20 Mart Dünya Mutluluk Günü oysa ülke olarak giderek mutsuzlaşıyoruz! Türkiye İstatistik Kurumu’nun (TÜİK) Yaşam Memnuniyeti Araştırması’na göre mutlu olduğunu söyleyenlerin oranı 2016 yılında yüzde 61,3 iken 2017 yılında bu oran yüzde 58’e düştü.
Peki neden mutlu olamıyoruz? Mutlu olmanın sadece dış faktörlere bağlı olmadığını söyleyen Uzm. Psk. Selin Pekşen’e göre mutsuzluğu azaltmak; bireyin sorun çözme becerilerine, sorunlara karşı mücadeleci tavrına ve pozitif bakış açısını her daim korumasına bağlı.
20 Mart tüm dünyada Mutluluk Günü olarak kutlanıyor. Peki, gerçekten mutlu muyuz ya da mutluluk salt bizimle ilgili bir his mi? Türkiye İstatistik Kurumu’nun (TÜİK) son araştırmasına göre, Türkiye giderek mutsuzlaşıyor. Yalnızca bireysel sorunlar değil yaşanan toplumsal sorunların da kişilerin hayatına yön verdiğine dikkat çeken Uzm. Psk. Selin Pekşen, sanılanın aksine mutlu olmanın yalnızca dış etkenlere bağlı olmadığını, mutsuzluğu azaltmak için sorunlara karşı mücadeleci bir yaklaşım içinde olmanın ve pozitif bakış açısının çok önemli olduğunu vurguluyor.

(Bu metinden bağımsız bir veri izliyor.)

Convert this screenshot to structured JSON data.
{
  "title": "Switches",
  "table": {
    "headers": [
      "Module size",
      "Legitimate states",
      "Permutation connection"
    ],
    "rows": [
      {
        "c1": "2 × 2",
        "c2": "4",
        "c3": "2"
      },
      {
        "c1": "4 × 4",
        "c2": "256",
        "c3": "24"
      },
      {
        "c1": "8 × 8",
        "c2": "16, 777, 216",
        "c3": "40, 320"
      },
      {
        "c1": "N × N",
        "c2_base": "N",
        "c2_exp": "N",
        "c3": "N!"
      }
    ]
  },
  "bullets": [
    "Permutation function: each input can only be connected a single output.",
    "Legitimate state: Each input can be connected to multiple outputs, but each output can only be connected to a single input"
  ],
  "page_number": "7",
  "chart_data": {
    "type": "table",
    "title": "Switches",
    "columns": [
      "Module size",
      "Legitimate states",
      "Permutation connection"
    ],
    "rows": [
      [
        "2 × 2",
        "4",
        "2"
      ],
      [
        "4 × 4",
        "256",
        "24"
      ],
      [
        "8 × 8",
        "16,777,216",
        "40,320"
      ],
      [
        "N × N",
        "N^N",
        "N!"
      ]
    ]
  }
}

Pozitif duyguların harekete geçmesine izin verin!
Mutluluğu insanların hissetmek için çabaladığı, pek çok davranışın ardında yatan temel duygulardan biri olarak tanımlayan Uzm. Psk. Selin Pekşen, aile ilişkileri, çalışma koşulları, finansal sorunlar, sağlık sorunları vb. gibi pek çok durumun insanlar üzerinde stres oluşturduğunu, bu stresin de olumlu duyguların hissedilmesinin önüne geçtiğini belirtiyor.
Uzm. Psk. Selin Pekşen’e göre, iş yaşamında problemler yaşayan bir kişi tüm yaşantısının çekilmez bir hal aldığını düşündükçe daha da mutsuz oluyor ve kendisini iyi hissettirecek davranışları yapmayı erteliyor. Bu erteleme ise olumlu duyguların harekete geçmesini engelliyor.

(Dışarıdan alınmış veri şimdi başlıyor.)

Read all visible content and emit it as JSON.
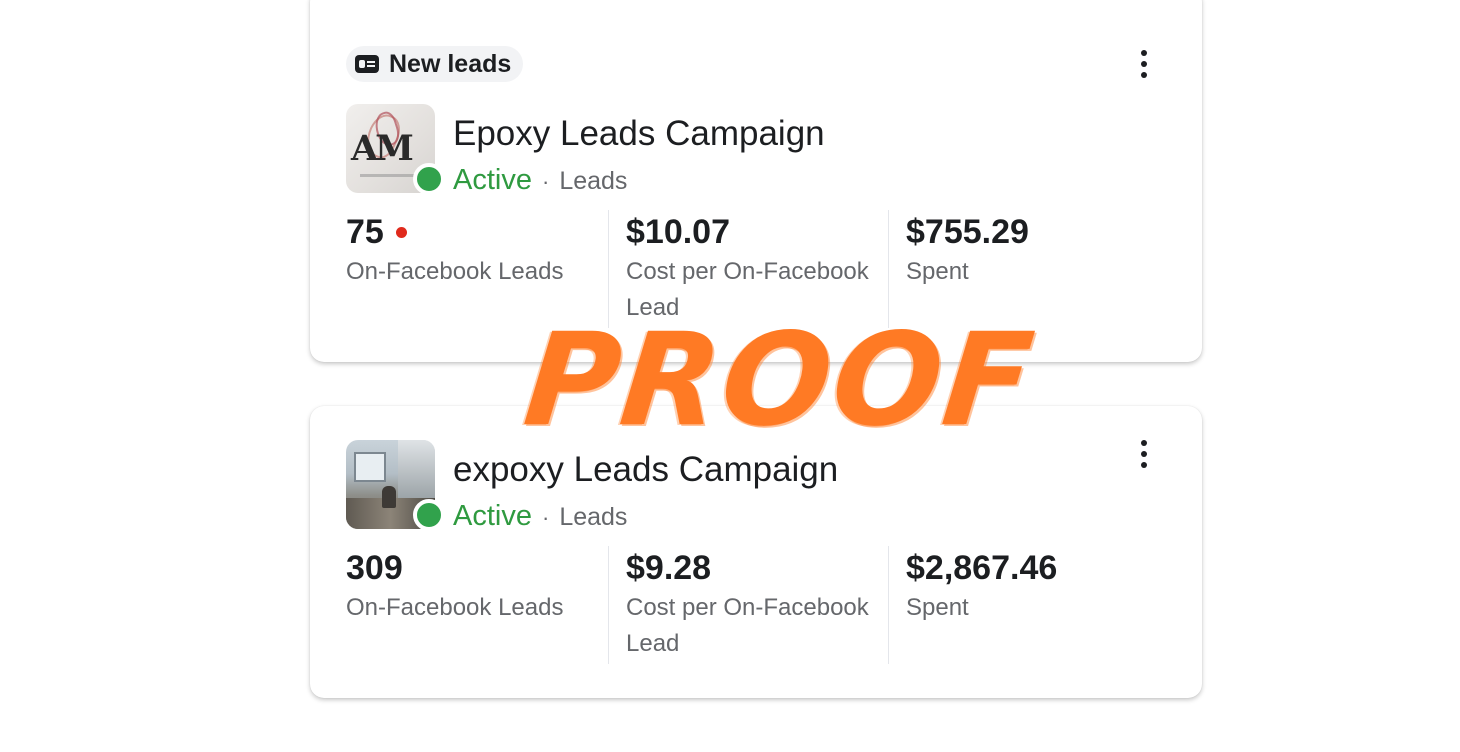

İnsan hayatının doğumdan ölüme kadar geçen sürede çeşitli stresörlerle donatıldığını söyleyen Uzm. Psk. Selin Pekşen, mutsuzluğu azaltmak için çeşitli önerilerde de bulunuyor:
“Dinamik şekilde ilerleyen hayat döngüsünde mutsuzluğu azaltmak bireyin sorun çözme becerileri ve düşünce-duygu-davranış örüntüsüyle ilişkilendirilebilir. Karşılaşılan sorunlara mücadeleci bir tavır takınmak ve soruna yaklaşımınızın pozitif ya da negatif yönlü oluşunun atacağınız adımları belirleyeceğini unutmamak gerekir. İnsanın yaşamında mutlu olabilmesi gereksinim ve isteklerinin karşılanması, doyuma ulaşmasıyla da ilişkilidir. Dolayısıyla zorlu süreçlerden geçiyor olsak dahi yaşantımız için bizi iyi hissettirecek aktiviteler planlamak, bu sürecin atlatılmasında etkin rol oynayacaktır.”
Mutsuzluk mu depresyon mu?
Mutsuzlukla ilişkili olarak günümüzün en önemli ruhsal sorunlarından biri de depresyon. Pekşen’e göre, kısa süreli mutsuzluklar üstesinden gelinemedikçe depresif ruh haline, bu halin devamında ise depresyon dediğimiz hastalığa dönüşebiliyor. Bu nedenle pozitif olmak mutlulukla ilişkili olmakla beraber ruh sağlığımızı korumak için de çok önemli.Kendini bir türlü mutlu hissedemeyen kişilerin ise bir ruh sağlığı profesyoneline başvurmaları tavsiye ediliyor.